Cristina va por todo

Cristina Díaz puede ser o no ser candidata a la gubernatura. Eso depende de docenas de factores ajenos a su voluntad.

Pero los demás aspirantes y la clase política coinciden en considerarla la más preparada para competir por el cargo.

Para empezar porque ha recorrido todo el arduo camino de las responsabilidades políticas, desde el liderazgo juvenil hasta dirigente nacional de su partido en dos momentos cruciales en la vida del PRI.

En la vía ejecutiva cuenta con la experiencia de haber sido alcaldesa de Guadalupe y varios cargos federales.

En el Poder Legislativo ha sido diputada local y tres veces diputada federal. Se distinguió como la mejor promotora de los apoyos federales para el Hospital Universitario.

Ahora como senadora, encabeza la importante Comisión de Gobernación.

Y por supuesto, es dirigente nacional de la CNOP, el sector de donde salen los candidatos a gobernadores y alcaldes de todo el país.

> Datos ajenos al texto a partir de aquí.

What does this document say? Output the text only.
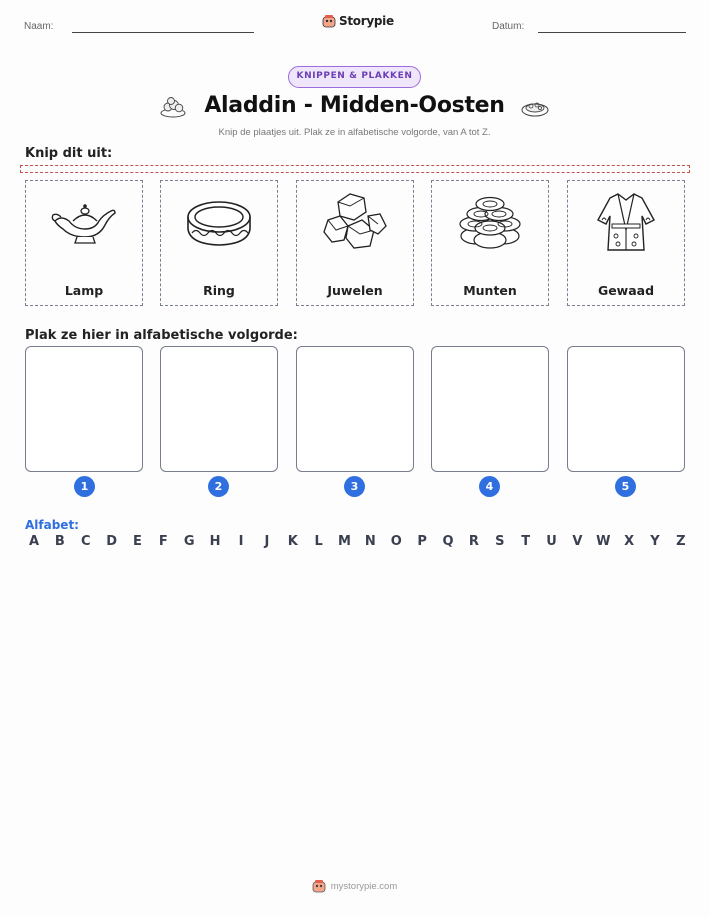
Naam:	Storypie	Datum:
KNIPPEN & PLAKKEN
Aladdin - Midden-Oosten
Knip de plaatjes uit. Plak ze in alfabetische volgorde, van A tot Z.
Knip dit uit:
Lamp	Ring	Juwelen	Munten	Gewaad
Plak ze hier in alfabetische volgorde:
1	2	3	4	5
Alfabet:
A	B	C	D	E	F	G H	I	J	K	L	M N O	P	Q	R	S	T	U	V	W	X	Y	Z
mystorypie.com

Como aspirante a gobernadora se ha movido con discreción y riguroso apego a las reglas de su partido.

Está tan bien colocada para la carrera por el puesto máximo, que los otros aspirantes dicen que si a Cristina le piden disciplinarse, el precio a pagar sería muy alto. Quizá la alcaldía de Guadalupe sería uno de ellos.

Pero ella no piensa en premios de consolación. Va por todo. Pero el epílogo lo escribirán los que deciden.